Wuttt! Trang! "Akh...!"
Tubuh lelaki tegap itu terjengkang ke belakang diiringi teriakan kagetnya.
Pedang di tangannya terlempar akibat benturan sebuah batu kecil yang melesat
dengan kecepatan tinggi. Cepat tubuhnya dilempar dan bersalto beberapa kali
hingga tidak sampai terbanting ke tanah.
Dengan wajah yang berubah pucat, lelaki itu melotot ke arah seorang pemuda
berjubah putih yang melangkah tenang menghampiri sepasang suami istri yang
tengah meringkuk menanti ajal. Bersama pemuda tampan itu, nampak seorang gadis
jelita berpakaian serba hijau. Sepasang matanya yang indah menatap geram kepada
lelaki tegap dan lima orang kawannya yang hanya mampu memandang bengong. Mereka
seperti terkesima melihat kecantikan gadis itu. Beberapa di antaranya bahkan
menelan air liur, penuh nafsu.
Untuk beberapa saat lamanya keenam orang itu tidak mampu mengucapkan sepatah
kata pun. Mereka hanya berdiri terpaku bagai patung.

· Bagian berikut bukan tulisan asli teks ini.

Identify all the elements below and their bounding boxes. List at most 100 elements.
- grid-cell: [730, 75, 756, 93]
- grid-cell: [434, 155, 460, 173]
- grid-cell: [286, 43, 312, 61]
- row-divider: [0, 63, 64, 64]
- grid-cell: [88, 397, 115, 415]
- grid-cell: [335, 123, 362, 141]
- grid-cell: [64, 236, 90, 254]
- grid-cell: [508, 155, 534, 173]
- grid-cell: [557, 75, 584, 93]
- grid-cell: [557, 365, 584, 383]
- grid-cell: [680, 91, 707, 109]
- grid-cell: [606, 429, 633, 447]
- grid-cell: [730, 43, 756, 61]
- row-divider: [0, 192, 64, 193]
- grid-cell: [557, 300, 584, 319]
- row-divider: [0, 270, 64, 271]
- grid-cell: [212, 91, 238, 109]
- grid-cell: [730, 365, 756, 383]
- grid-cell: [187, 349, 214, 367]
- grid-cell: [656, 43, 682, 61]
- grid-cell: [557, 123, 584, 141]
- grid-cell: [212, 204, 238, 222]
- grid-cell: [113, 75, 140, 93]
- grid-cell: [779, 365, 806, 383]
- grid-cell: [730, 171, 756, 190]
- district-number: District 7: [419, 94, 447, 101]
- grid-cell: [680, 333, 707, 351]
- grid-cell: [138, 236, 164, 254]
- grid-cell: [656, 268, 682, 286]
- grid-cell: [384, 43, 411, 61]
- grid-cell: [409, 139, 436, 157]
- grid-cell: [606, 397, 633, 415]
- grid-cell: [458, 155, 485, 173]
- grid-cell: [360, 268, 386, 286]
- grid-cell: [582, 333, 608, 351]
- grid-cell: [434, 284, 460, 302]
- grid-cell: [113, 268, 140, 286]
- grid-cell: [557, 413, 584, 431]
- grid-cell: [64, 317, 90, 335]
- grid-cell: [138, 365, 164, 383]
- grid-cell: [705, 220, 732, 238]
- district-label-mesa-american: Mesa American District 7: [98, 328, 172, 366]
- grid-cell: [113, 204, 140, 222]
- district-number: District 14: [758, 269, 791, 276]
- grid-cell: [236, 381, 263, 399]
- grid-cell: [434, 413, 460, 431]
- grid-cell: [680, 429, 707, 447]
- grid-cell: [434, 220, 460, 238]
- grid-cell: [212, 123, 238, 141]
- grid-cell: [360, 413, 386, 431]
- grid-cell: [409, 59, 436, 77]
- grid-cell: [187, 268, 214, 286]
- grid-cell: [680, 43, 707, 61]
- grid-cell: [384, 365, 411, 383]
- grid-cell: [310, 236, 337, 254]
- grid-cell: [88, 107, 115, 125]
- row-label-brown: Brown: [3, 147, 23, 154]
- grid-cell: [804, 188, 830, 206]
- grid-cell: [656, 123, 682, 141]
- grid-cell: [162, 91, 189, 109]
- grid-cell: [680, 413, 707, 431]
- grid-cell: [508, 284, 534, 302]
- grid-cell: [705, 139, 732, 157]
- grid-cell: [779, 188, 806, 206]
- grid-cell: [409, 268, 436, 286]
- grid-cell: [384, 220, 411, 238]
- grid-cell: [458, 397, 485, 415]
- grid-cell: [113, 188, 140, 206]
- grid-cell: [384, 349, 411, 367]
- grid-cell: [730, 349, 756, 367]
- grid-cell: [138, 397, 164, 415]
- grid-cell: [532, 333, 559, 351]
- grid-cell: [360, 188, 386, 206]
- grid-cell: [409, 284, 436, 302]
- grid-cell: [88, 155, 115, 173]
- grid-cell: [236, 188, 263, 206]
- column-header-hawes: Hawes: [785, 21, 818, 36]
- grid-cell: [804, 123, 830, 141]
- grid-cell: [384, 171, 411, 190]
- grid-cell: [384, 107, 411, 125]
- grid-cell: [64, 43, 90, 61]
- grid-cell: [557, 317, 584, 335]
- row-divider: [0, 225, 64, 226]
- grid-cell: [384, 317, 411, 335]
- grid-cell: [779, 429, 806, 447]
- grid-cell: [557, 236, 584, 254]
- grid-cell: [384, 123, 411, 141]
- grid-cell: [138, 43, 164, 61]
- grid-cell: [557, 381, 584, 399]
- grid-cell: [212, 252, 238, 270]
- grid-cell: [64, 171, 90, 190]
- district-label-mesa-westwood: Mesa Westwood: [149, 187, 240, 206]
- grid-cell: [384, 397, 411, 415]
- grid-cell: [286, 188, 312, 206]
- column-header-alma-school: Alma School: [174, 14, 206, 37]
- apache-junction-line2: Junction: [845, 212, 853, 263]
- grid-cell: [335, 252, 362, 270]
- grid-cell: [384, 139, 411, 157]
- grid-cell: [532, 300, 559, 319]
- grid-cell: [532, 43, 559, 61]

Sementara itu, pemuda tampan berjubah putih membungkuk menyentuh tubuh lelaki
setengah baya yang masih memejamkan mata.
"Aaah...!"
Lelaki setengah baya itu terlonjak bagai tersengat kalajengking. Karena dikira,
sentuhan tangan itu adalah mata pedang yang siap memenggal lehernya.
Tubuh kurus itu pun semakin merungkut ketakutan.
Keringat dingin sudah membanjir membasahi pakaiannya.
"Bangunlah, Ki. Tidak ada lagi yang perlu ditakuti,"
ujar pemuda berjubah putih itu dengan suara lembut dan halus.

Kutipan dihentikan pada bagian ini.